Anne Assies (15) has Diamond-Blackfan. A rare blood disease which sounds like the title of a thriller. But it doesn’t stop her trying to fulfil her dream in life: to be an actress.
Once every three weeks or so, Anne receives a blood transfusion in the hospital in Den Helder, for her DBA (explanation below). Drop by drop, so it takes a whole day. "This evening I'll go out feeling very fit. I then feel much more active and I want to be doing things. "That effect ebbs away in the following weeks until her Hb falls to around 4.8. "Often I don't notice it myself," says Anne. "I'm busy at school and don't really focus on my illness. But my parents do notice. I think I get a bit more irritable."
Have you had blood transfusions right from the start?
"Before the blood transfusions, I was treated with drugs (prednisolon). I was always tired, exhausted! That made it hard for me to concentrate at school. Whole days at school were too much for me, so I was given a modified timetable. After school, I didn't do much apart from rest. I was a member of the children's choir, but that was all I could manage. Meanwhile I stopped growing and the drugs made me put on more and more weight. At one point, I was only one metre forty and weighed 65 kilos."
Things started to get a bit better when you were twelve?
"Yes, that's when the blood transfusions started and since then I've felt much better. I'm now in the third year of secondary school. Although I do miss a lot of school, I always get good grades. I find school very easy. I understand everything immediately and do my homework during class." Anne's parents confirm this. "Anne's a smart girl, who would probably have achieved a much higher level if she hadn't been ill. We're proud of her," says mother Monique. Father Appie: "Anne will get there. She knows exactly what she wants and won't take no for an answer." Monique: "We've seen her blossom. Since she's been having blood transfusions, she's a different child. From a shy little girl who never did anything to a very open girl who's open to anything. And all that thanks to blood donors."

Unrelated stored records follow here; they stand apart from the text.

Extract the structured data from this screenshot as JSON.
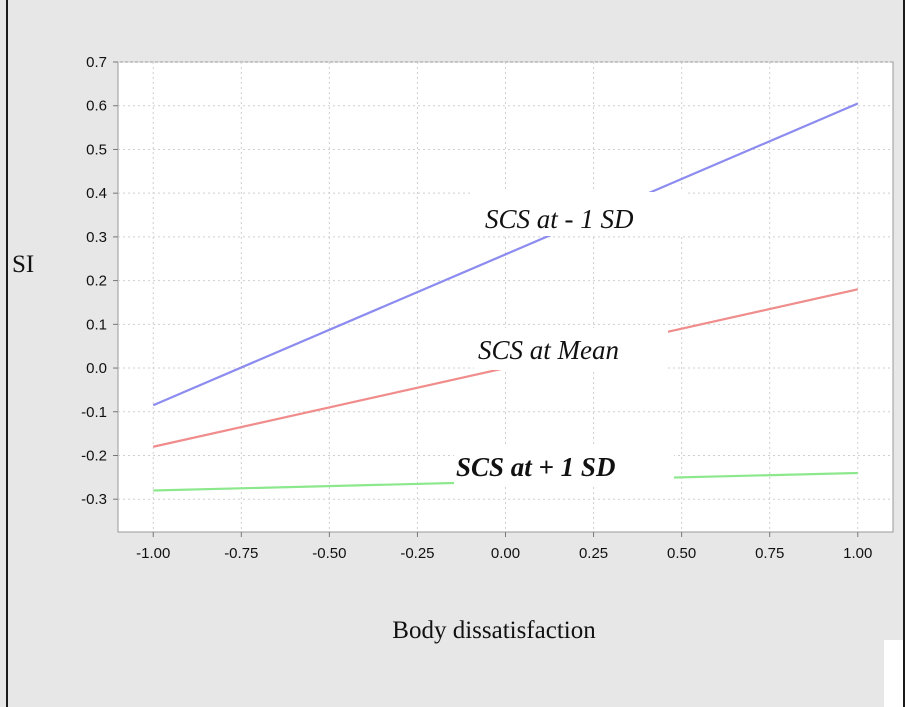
{
  "chart_data": {
    "type": "line",
    "xlabel": "Body dissatisfaction",
    "ylabel": "SI",
    "x": [
      -1.0,
      1.0
    ],
    "xlim": [
      -1.1,
      1.1
    ],
    "ylim": [
      -0.375,
      0.7
    ],
    "x_ticks": [
      "-1.00",
      "-0.75",
      "-0.50",
      "-0.25",
      "0.00",
      "0.25",
      "0.50",
      "0.75",
      "1.00"
    ],
    "y_ticks": [
      "0.7",
      "0.6",
      "0.5",
      "0.4",
      "0.3",
      "0.2",
      "0.1",
      "0.0",
      "-0.1",
      "-0.2",
      "-0.3"
    ],
    "grid": true,
    "series": [
      {
        "name": "SCS at - 1 SD",
        "color": "#8c8cf0",
        "values": [
          -0.085,
          0.605
        ]
      },
      {
        "name": "SCS at Mean",
        "color": "#f08c8c",
        "values": [
          -0.18,
          0.18
        ]
      },
      {
        "name": "SCS at + 1 SD",
        "color": "#8ce88c",
        "values": [
          -0.28,
          -0.24
        ]
      }
    ]
  }
}
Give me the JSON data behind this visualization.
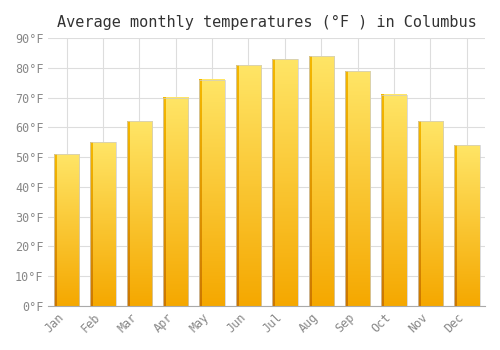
{
  "title": "Average monthly temperatures (°F ) in Columbus",
  "months": [
    "Jan",
    "Feb",
    "Mar",
    "Apr",
    "May",
    "Jun",
    "Jul",
    "Aug",
    "Sep",
    "Oct",
    "Nov",
    "Dec"
  ],
  "values": [
    51,
    55,
    62,
    70,
    76,
    81,
    83,
    84,
    79,
    71,
    62,
    54
  ],
  "bar_color_bottom": "#F5A800",
  "bar_color_top": "#FFE066",
  "bar_color_left_edge": "#E08000",
  "ylim": [
    0,
    90
  ],
  "yticks": [
    0,
    10,
    20,
    30,
    40,
    50,
    60,
    70,
    80,
    90
  ],
  "ytick_labels": [
    "0°F",
    "10°F",
    "20°F",
    "30°F",
    "40°F",
    "50°F",
    "60°F",
    "70°F",
    "80°F",
    "90°F"
  ],
  "grid_color": "#dddddd",
  "background_color": "#ffffff",
  "title_fontsize": 11,
  "tick_fontsize": 8.5,
  "font_family": "monospace",
  "bar_width": 0.7
}
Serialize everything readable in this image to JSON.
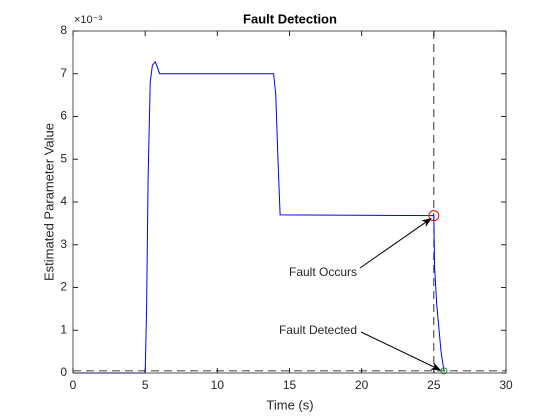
{
  "chart_data": {
    "type": "line",
    "title": "Fault Detection",
    "xlabel": "Time (s)",
    "ylabel": "Estimated Parameter Value",
    "y_multiplier": "×10⁻³",
    "x": [
      0,
      5,
      5.1,
      5.2,
      5.35,
      5.5,
      5.7,
      5.85,
      6,
      13.9,
      14.05,
      14.2,
      14.35,
      25,
      25.05,
      25.2,
      25.5,
      25.7
    ],
    "values": [
      0,
      0,
      1.5,
      4.5,
      6.8,
      7.2,
      7.28,
      7.15,
      7.0,
      7.0,
      6.5,
      5.0,
      3.7,
      3.68,
      2.5,
      1.6,
      0.5,
      0.05
    ],
    "color": "#0000ff",
    "fault_time": 25,
    "threshold": 0.05,
    "fault_point": {
      "x": 25,
      "y": 3.68,
      "color": "#ff0000"
    },
    "detection_point": {
      "x": 25.7,
      "y": 0.05,
      "color": "#00aa00"
    },
    "annotations": [
      "Fault Occurs",
      "Fault Detected"
    ],
    "xlim": [
      0,
      30
    ],
    "xticks": [
      0,
      5,
      10,
      15,
      20,
      25,
      30
    ],
    "ylim": [
      0,
      8
    ],
    "yticks": [
      0,
      1,
      2,
      3,
      4,
      5,
      6,
      7,
      8
    ]
  }
}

"I'm already an extra in Spangas and Brugklas"
Anne's intelligence became apparent in group eight, when the children had to learn the words and music for the school musical. Anne knew the script for three roles after reading the text just once. As a pirate, schoolteacher and Queen, she was a star on the stage. So becoming an actress is her big dream. "I love to get into the role of someone else. I'm already an extra in television series like Spangas and Brugklas and after secondary school, I want to go to the Media Academy in Amsterdam."
So the film set isn't too tiring?
Anne: "Oh no, I don't usually feel very tired on set. It's such fun," she laughs. "And the rest of me is very healthy! It's only a few problems with my blood. This summer, there was another issue when they found that I was starting to make antibodies against my own and the donor blood. But thanks to Sanquin's research techniques, that problem was fortunately resolved. I now get specially selected blood from O donors. Luckily Sanquin always has enough in stock. Before every blood transfusion, they check whether my blood reacts well to the donor blood in the Sanquin laboratory."
"My dream is to be an actress "
Now that everything's under control, it looks like nothing is standing in the way of a glittering future as an actress. Learning scripts is no problem for her and although she comes across as being rather shy, she's actually not afraid of being noticed. "Anne is an achiever and she's different from her friends because she knows exactly what she wants," according to her parents. "They think that's very special," says Anne. "Maybe it's because here in hospital, I have a lot of time to think about my future and to figure things out. And my dream is to be an actress."
What is Diamond-Blackfan Anaemia (DBA)?
Diamond-Blackfan Anaemia (DBA) is a rare and serious form of anaemia in which bone marrow fails to produce enough red blood cells. The symptoms vary in each child and vary from mild - for example tiredness and a pale skin - to serious and even life threatening impairments such as heart defects and skull deformation. The treatment usually starts by administering corticosteroids, but this impedes growth and the effect declines over time. Regular blood transfusions may be used to treat serious DBA. Sometimes a bone marrow transplant is considered.